Thanks Guy. It might not be too hard for me to come up with some measure of turnover with the data set I have; I’ll look into it. I could also probably do a little work to see what leads to changes in predictions, but it might be a little more work. The toughest part of the project was actually combining all the data from different sources, so I tried to stick to the least amount of numbers necessary, which means that right now I left out individual player boxscore stats from my final set. But it’s something I should be able to do. Related to that, analyzing at the unit level isn’t something I would be eager to jump in to. I know J.E. has been doing projects along those lines with RAPM, but I’m not too excited about playing with one of those raw data sets. The little bit I looked at the APM data I downloaded, I think I saw minor disagreements in possessions played between APM and ezPM, so I can only imagine the difficulty in reconciling play-by-play data across different metrics.

Speaking of the APM data, have you ever noticed the issue I mentioned? Take Kurt Thomas as an example (he’s near the top of the data set, so he’s who I noticed). The 1 or 2 year APM and error listed on the website does not appear anywhere in the data you can download. It’s true consistently across seasons. Any guesses?

I can see that analyzing units would be a huge increase in work. Hopefully someone will tackle it at some point — I do think that’s the unit of analysis that best allows you to separate players’ individual impact from their teammates’.

Does your datafile include players’ boxscore stats as well as the metrics? If so, I think it would be interesting to identify over- and under-performing teams (in any given metric), and then look at 3 elements: rebounding, assists, and usage (maybe fouls as well). I think those are the variables where there is least consensus about their “true” value. It could tell us a lot if the mis-predicted teams tended to be very strong or weak in certain variables.

I don’t know the APM data. But Even might be able to help here.

I could have boxscore stats included, but only for a couple seasons. It’s just a practical issue – I have a ton of seasons of WP that includes boxscore stats, but it’s summed to the season level, so those stats are not broken out by team played for if someone played for multiple teams within a single season. Then I have the same number of years of WP broken out for each player by team, which I used as my base for all the work, but that file does not have the boxscore stats. The ezPM files have boxscore stats but there are only two usable seasons. The RAPM data has no information other than RAPM values. And the APM data has minutes and possessions, which I think I’m going to go ahead and use, but no other boxscore numbers. Word on the street is that some other people are working on creating a single stockpile with a variety of these metrics, which should be available soon, so hopefully at that point this would all be easier and more of these questions can be answered quickly.

It’s kind of surprising to me that systems that are so uncorrelated produce such similar/effective results.
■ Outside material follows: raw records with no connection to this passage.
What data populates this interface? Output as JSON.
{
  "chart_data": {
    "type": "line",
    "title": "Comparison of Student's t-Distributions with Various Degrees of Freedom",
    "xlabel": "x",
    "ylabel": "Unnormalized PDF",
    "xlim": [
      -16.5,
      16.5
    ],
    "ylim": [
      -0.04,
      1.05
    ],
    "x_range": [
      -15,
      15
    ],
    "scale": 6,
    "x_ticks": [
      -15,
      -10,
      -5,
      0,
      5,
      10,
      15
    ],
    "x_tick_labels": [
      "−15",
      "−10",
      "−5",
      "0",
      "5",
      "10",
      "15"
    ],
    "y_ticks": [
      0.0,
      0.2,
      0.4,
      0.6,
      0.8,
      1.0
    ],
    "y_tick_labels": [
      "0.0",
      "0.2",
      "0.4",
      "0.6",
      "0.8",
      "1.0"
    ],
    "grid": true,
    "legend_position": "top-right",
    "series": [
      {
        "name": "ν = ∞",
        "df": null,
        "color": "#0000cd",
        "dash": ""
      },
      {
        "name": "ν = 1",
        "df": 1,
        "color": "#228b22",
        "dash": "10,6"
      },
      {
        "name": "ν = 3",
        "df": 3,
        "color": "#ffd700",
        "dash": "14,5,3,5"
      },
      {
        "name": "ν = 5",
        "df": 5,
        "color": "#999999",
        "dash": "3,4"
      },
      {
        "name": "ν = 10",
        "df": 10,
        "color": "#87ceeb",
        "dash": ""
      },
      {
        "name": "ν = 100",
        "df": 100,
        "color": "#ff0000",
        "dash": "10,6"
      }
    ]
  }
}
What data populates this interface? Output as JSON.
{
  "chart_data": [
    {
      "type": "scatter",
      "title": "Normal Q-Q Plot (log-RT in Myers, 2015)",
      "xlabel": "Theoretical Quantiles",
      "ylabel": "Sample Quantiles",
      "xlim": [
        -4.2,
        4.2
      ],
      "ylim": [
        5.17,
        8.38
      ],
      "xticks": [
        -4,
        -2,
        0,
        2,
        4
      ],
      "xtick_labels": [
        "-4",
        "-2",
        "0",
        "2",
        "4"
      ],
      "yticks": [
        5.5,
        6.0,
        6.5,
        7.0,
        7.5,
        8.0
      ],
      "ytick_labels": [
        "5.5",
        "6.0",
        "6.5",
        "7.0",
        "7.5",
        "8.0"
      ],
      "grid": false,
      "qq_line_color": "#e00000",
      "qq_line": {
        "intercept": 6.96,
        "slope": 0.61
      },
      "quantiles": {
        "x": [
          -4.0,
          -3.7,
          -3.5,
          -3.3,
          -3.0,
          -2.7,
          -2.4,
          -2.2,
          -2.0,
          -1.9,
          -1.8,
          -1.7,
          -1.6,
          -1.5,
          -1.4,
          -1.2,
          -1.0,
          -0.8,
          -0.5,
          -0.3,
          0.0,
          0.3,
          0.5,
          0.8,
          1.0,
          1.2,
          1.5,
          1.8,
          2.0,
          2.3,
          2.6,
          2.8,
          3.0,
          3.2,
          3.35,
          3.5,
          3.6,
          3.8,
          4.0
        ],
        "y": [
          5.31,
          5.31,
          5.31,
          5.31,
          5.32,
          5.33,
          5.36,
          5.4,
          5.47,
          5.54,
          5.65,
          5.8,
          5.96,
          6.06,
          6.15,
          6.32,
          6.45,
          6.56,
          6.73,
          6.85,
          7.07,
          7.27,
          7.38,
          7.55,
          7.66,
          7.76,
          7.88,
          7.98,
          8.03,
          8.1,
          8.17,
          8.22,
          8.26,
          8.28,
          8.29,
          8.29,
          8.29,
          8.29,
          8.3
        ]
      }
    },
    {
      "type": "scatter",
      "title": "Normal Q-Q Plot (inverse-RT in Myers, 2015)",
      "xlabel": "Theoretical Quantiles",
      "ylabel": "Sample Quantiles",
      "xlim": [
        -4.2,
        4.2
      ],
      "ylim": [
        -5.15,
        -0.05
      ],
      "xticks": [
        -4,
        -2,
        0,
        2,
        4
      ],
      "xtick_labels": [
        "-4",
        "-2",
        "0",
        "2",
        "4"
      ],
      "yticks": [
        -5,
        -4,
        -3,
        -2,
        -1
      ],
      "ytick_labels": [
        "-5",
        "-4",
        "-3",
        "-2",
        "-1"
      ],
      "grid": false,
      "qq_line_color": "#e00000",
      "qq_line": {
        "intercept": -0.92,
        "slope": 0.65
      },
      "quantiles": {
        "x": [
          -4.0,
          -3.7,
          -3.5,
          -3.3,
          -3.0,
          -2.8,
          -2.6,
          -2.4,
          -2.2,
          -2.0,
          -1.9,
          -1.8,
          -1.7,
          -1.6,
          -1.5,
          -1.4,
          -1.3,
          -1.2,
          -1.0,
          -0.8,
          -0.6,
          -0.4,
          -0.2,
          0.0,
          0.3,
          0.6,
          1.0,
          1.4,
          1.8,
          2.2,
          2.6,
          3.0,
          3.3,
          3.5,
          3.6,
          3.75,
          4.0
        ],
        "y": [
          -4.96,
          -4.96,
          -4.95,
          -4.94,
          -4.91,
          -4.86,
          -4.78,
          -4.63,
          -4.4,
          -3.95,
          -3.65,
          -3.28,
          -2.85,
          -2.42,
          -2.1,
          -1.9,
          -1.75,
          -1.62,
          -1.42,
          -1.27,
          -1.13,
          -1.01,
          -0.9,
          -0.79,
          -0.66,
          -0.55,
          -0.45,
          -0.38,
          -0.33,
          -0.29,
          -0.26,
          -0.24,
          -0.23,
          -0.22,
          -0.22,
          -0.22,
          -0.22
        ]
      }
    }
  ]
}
Or would you characterize them as “equally flawed” rather than “equally effective”?

How about averaging ezpm and rapm and testing that, since they were simultaneously the best measures and the least correlated?

I’m not sure that I would want to make a call about flawed versus effective. That depends on how good you think it is to be off by a point or so on average, and these are not complicated predictions; they could definitely be enhanced with an aging curve if nothing else. So when I put it that way, it sounds like they’re doing pretty well.

Combining the metrics in some way is an idea I’ve had, but haven’t gotten around to implementing yet. Maybe in the future.